Bill Cosby’s Daughter Artist Erika Ranee Curates New York Show
This is Ranee's first curatorial effort.
Artist Erika Ranee has quietly organized a pop-up group show that takes place in a Brooklyn artist’s studio, kicking off this Saturday at 6pm, and it looks like it’s going to be pretty interesting. It’s Ranee’s first curatorial effort.
The show, “Eye Contact,” features the work of Ranee along with eight other artists, both emerging and high profile. Of the latter group, there are artists Rina Banerjee, Ellen Gallagher, and Ella Kruglyanskaya. Banerjee is a veteran of the Venice Biennale, Gallagher has had solo shows at the Whitney Museum and Tate Modern, and Kruglyanskaya’s resume includes shows at New York’s Gavin Brown’s Enterprise and Salon 94 and London’s Studio Voltaire. Also on the roster are Nina Chanel Abney, David Armacost, Lauren Gidwitz, Scott Grodesky, and Ryan Schneider.
“I started thinking about eye imagery after watching marchers carrying artist JR’s banner of Eric Garner’s cropped eyes,” Ranee told artnet News in an email. Garner was killed in a chokehold by New York police officers in 2014 as they apprehended him for selling untaxed cigarettes.

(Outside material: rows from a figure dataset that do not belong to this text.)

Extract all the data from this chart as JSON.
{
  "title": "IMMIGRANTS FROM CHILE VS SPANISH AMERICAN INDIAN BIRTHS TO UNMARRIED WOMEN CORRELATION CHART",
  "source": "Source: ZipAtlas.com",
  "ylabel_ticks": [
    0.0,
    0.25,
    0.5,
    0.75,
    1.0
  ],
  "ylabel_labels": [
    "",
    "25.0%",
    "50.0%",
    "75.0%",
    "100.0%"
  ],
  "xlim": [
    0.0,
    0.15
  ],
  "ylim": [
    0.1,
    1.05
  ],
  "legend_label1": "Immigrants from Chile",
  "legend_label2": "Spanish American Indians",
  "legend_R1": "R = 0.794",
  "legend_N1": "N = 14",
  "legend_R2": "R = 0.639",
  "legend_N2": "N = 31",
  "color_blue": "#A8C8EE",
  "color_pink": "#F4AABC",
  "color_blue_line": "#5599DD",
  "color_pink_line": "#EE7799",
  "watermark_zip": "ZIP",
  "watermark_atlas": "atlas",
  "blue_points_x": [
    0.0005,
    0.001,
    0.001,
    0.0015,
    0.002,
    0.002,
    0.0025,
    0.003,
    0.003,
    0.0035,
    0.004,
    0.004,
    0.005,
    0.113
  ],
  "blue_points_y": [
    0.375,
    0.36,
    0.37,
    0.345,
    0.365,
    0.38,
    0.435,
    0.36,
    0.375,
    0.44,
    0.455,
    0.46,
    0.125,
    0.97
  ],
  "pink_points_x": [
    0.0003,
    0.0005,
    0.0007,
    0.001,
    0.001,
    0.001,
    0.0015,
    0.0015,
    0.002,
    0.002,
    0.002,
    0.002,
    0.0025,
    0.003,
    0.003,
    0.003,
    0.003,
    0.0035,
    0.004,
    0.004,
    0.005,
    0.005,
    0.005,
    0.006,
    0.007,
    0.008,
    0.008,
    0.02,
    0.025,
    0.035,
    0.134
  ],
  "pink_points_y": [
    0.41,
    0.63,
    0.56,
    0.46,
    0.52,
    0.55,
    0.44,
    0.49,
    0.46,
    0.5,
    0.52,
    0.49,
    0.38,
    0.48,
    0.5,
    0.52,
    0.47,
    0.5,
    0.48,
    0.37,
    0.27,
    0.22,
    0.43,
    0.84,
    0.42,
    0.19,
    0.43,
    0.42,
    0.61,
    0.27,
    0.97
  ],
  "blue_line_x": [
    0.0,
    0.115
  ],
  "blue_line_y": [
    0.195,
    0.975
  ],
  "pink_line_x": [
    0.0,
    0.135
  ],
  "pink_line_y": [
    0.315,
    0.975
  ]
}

The haunting banner was highly visible in demonstrations against excessive use of force by police against black people.
In a curatorial statement, Ranee points out that the eye is a classic artistic motif, serving as both a symbol of oppression (the all-seeing eye of Big Brother) and an intrusion (she cites Internet voyeurism). Today, as she points out, the “window to the soul” is often directed at mobile devices and screens. The imagery in the show ranges from personal to political, she says.

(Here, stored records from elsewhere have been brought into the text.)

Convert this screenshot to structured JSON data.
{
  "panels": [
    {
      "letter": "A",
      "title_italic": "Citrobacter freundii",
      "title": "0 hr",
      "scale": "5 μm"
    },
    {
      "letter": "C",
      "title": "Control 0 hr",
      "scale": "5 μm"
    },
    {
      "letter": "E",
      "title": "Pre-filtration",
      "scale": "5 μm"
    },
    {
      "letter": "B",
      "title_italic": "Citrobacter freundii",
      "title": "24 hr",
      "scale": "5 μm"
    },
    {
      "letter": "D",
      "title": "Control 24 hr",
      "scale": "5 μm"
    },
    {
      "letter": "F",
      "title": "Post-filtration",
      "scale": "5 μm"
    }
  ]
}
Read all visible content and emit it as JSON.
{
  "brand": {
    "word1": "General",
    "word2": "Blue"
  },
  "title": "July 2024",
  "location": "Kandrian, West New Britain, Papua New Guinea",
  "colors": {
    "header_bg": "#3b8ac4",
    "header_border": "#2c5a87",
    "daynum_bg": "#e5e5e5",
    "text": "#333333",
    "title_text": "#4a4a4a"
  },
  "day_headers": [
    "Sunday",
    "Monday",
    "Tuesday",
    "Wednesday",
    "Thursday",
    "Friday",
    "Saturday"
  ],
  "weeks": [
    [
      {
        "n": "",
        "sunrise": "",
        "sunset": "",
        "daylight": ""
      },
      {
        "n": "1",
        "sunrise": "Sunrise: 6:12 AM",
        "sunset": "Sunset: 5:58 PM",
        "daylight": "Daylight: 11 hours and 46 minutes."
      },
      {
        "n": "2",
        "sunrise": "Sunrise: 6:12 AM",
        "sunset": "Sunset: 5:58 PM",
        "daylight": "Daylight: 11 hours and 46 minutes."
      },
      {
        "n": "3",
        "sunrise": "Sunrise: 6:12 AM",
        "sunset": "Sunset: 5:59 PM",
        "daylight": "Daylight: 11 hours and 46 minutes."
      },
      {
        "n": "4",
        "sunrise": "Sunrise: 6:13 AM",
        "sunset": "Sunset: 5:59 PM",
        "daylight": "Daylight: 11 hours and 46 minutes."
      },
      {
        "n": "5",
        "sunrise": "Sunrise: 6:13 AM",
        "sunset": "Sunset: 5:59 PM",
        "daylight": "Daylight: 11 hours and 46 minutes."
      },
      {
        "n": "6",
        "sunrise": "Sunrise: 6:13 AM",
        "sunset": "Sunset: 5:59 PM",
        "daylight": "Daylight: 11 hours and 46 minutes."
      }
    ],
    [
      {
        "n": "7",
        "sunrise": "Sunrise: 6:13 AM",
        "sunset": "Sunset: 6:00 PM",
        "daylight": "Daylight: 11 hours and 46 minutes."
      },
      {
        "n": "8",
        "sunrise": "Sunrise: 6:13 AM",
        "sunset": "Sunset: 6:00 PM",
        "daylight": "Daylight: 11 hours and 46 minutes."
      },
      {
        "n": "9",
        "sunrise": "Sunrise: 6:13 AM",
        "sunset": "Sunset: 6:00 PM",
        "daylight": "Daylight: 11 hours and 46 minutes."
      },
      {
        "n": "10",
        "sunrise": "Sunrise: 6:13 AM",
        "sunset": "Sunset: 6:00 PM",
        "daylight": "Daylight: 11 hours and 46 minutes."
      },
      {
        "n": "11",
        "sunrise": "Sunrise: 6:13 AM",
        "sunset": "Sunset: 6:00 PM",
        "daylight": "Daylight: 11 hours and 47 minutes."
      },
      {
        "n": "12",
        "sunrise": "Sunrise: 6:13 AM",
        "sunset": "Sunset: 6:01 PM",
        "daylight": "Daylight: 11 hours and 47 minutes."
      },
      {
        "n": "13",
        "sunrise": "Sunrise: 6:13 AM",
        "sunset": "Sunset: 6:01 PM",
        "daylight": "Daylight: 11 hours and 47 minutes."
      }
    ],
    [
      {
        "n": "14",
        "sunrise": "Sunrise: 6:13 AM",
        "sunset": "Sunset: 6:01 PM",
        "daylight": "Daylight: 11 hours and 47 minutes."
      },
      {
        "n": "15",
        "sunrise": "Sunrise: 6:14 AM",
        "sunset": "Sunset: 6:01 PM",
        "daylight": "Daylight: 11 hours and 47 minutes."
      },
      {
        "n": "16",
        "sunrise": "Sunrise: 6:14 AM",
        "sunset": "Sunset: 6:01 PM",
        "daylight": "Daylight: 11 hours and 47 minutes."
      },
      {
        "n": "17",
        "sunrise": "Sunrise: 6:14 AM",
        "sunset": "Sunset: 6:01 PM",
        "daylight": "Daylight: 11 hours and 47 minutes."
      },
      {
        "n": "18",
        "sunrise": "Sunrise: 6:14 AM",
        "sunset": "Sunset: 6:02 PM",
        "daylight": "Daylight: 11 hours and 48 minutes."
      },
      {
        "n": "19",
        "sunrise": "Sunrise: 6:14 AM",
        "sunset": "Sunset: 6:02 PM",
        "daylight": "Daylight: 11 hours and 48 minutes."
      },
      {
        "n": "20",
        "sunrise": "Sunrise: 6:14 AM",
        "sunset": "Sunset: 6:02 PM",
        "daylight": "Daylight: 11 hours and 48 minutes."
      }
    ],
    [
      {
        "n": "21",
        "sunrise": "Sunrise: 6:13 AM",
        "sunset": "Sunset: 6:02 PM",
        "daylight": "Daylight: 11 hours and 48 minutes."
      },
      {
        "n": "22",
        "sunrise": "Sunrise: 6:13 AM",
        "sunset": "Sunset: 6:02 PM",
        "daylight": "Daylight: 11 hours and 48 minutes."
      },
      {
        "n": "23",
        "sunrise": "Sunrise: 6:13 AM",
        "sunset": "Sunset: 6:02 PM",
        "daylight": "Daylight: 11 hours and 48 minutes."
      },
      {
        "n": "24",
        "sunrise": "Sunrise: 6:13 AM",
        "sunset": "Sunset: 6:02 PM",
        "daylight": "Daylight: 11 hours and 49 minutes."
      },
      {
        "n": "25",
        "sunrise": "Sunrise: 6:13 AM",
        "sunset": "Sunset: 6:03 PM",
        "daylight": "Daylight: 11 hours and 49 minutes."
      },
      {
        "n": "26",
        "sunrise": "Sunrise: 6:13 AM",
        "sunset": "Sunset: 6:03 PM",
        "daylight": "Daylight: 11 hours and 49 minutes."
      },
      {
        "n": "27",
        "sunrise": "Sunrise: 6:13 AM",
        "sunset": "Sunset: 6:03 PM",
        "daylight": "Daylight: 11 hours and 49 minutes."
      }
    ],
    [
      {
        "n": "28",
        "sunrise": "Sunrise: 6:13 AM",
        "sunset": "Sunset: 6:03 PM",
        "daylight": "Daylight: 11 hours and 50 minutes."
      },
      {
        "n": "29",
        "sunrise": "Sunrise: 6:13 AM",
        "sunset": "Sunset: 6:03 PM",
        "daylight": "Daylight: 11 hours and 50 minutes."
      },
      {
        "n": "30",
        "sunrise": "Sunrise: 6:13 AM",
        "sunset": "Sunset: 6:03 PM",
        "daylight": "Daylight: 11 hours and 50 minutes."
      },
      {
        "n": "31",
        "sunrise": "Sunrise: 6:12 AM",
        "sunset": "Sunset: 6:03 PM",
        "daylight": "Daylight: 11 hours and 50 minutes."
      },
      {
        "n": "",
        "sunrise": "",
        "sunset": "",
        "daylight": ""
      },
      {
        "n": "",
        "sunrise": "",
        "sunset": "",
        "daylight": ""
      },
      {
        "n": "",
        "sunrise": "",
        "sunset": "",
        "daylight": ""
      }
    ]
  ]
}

The show goes up as controversy continues over accusations of sexual assault against Bill Cosby, who is Ranee’s father. For the daughter of a man who has spent much of his life in the public eye, whether he was being celebrated or condemned, the eye’s metaphorical dimensions must certainly have had particular power.
Ranee creates lively, colorful mixed-media abstractions that occasionally bear funny titles like I Take Zymbalta (sic), from 2014, Mouth Breather, and bow chicka wow wow (both 2013). While keeping a low profile—on her website, she apparently does not use her father’s name—she has made her way into the art world over two decades. Since earning an MFA from the University of California at Berkeley in 1993, she has done residencies at the renowned Skowhegan School of Painting and Sculpture, in Maine, at the Bronx Museum’s Artist in the Marketplace program, and at the Cooper Union, in New York and was an adjunct professor at NYU from 2012-2013. She has shown her work in New York at Allegra LaViola Gallery (now Sargent’s Daughters), at LMAK Projects, and in the Last Brucennial, in 2014.

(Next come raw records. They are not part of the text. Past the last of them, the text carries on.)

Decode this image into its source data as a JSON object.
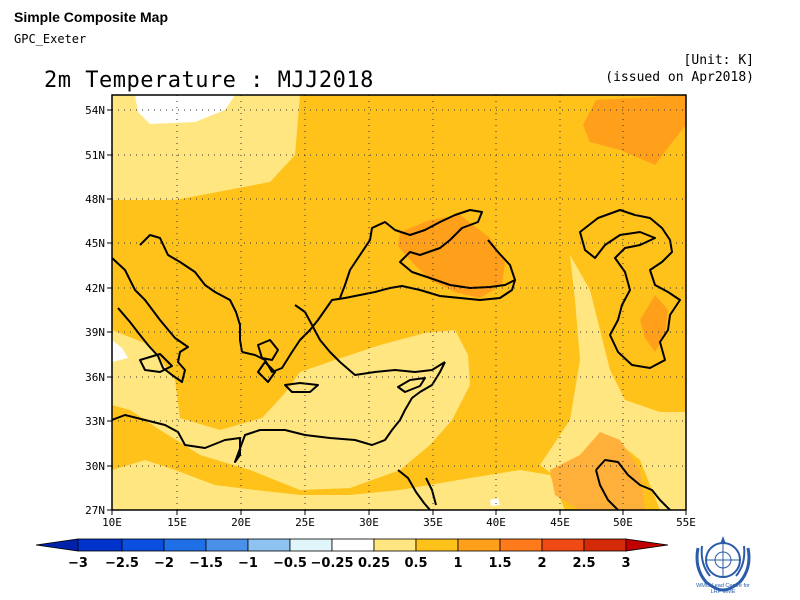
{
  "header": {
    "title": "Simple Composite Map",
    "subtitle": "GPC_Exeter",
    "unit": "[Unit: K]",
    "issued": "(issued on Apr2018)"
  },
  "map": {
    "title": "2m Temperature : MJJ2018",
    "lon_range": [
      10,
      55
    ],
    "lat_range": [
      27,
      55
    ],
    "lon_ticks": [
      "10E",
      "15E",
      "20E",
      "25E",
      "30E",
      "35E",
      "40E",
      "45E",
      "50E",
      "55E"
    ],
    "lat_ticks": [
      "54N",
      "51N",
      "48N",
      "45N",
      "42N",
      "39N",
      "36N",
      "33N",
      "30N",
      "27N"
    ],
    "grid": "dotted"
  },
  "colorbar": {
    "labels": [
      "−3",
      "−2.5",
      "−2",
      "−1.5",
      "−1",
      "−0.5",
      "−0.25",
      "0.25",
      "0.5",
      "1",
      "1.5",
      "2",
      "2.5",
      "3"
    ],
    "colors": [
      "#0033cc",
      "#0a4fe0",
      "#1f6fe6",
      "#4a90e8",
      "#8ec2f0",
      "#e0f6fb",
      "#ffffff",
      "#ffe680",
      "#ffc21a",
      "#ff9f1a",
      "#ff7a1a",
      "#f04a14",
      "#d42a0a"
    ],
    "min_color": "#0022aa",
    "max_color": "#c00000"
  },
  "logo": {
    "icon": "wmo-emblem-icon",
    "text_line1": "WMO Lead Centre for",
    "text_line2": "LRF MME"
  }
}
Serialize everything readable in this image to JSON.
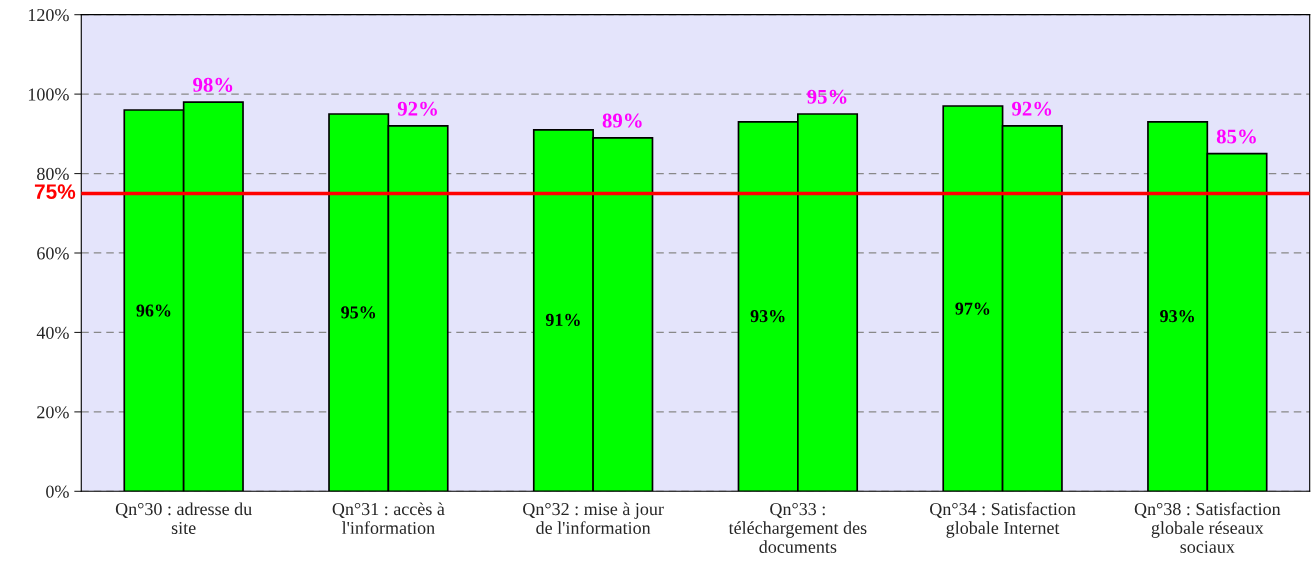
{
  "chart_data": {
    "type": "bar",
    "categories": [
      "Qn°30 : adresse du\nsite",
      "Qn°31 : accès à\nl'information",
      "Qn°32 : mise à jour\nde l'information",
      "Qn°33 :\ntéléchargement des\ndocuments",
      "Qn°34 : Satisfaction\nglobale Internet",
      "Qn°38 : Satisfaction\nglobale réseaux\nsociaux"
    ],
    "series": [
      {
        "color": "#00ff00",
        "values": [
          96,
          95,
          91,
          93,
          97,
          93
        ],
        "value_labels": [
          "96%",
          "95%",
          "91%",
          "93%",
          "97%",
          "93%"
        ]
      },
      {
        "color": "#00ff00",
        "values": [
          98,
          92,
          89,
          95,
          92,
          85
        ],
        "value_labels": [
          "98%",
          "92%",
          "89%",
          "95%",
          "92%",
          "85%"
        ]
      }
    ],
    "ylim": [
      0,
      120
    ],
    "yticks": [
      {
        "value": 0,
        "label": "0%"
      },
      {
        "value": 20,
        "label": "20%"
      },
      {
        "value": 40,
        "label": "40%"
      },
      {
        "value": 60,
        "label": "60%"
      },
      {
        "value": 80,
        "label": "80%"
      },
      {
        "value": 100,
        "label": "100%"
      },
      {
        "value": 120,
        "label": "120%"
      }
    ],
    "grid": "y",
    "legend": false,
    "ref_lines": [
      {
        "axis": "y",
        "value": 75,
        "label": "75%",
        "color": "#ff0000"
      }
    ]
  }
}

Ranee’s connections with the some of artists stem from those residencies—that’s how she met Banerjee, Gallagher, and Kruglyanskaya.
She saw Armacost in a show at New York’s Martos Gallery, where, she told artnet News, “I was struck by one painting in particular of several eyes layered and corralled in a circle that at once looks like a face or a fetus.”
“There is an intuitive and lucid technique in his paintings that I find engaging,” she said. “It’s a quality I aspire to in my own work.”
She’s also gained the notice of other artists; Jayson Musson, aka Hennessy Youngman, and Marilyn Minter included her in their 2012 group show “It’s a Small, Small World” at New York’s Family Business, and Shinique Smith organized a show including her work at Atlanta’s SALTWORKS Gallery.
Ranee’s work is also included in the controversial exhibition “Conversations: African and African American Artworks in Dialogue,” at the Smithsonian’s National Museum of African Art, which is drawn from the museum’s collection as well as that of Ranee’s parents, Bill and Camille Cosby. The museum has come under fire for hosting the exhibition even as accusations of misconduct accumulate.
“Eye Contact” is the ninth outing of a recurring pop-up project called Improvised Showboat, for which artists Lauren Britton and Zachary Keeting stage exhibitions, mostly in and around New York. They are typically one-night affairs taking place in artists’ studios; Britton and Keeting curate the shows in collaboration with the hosting artist and hang them in just an hour. The first took place just a year ago, at Keeting’s Connecticut studio.
“The artists show up with work in hand at about five, and the party starts at six,” Keeting told artnet News by phone. There are generally about a dozen artists to a show. “We don’t try to sell anything, and the artists all pitch in for beer.”
“Eye Contact” takes place at the studio of artist Jennifer Coates, in the Industry City section of Brooklyn; after the opening reception Saturday, it remains on view Sunday and Monday, and closes with a party on Tuesday.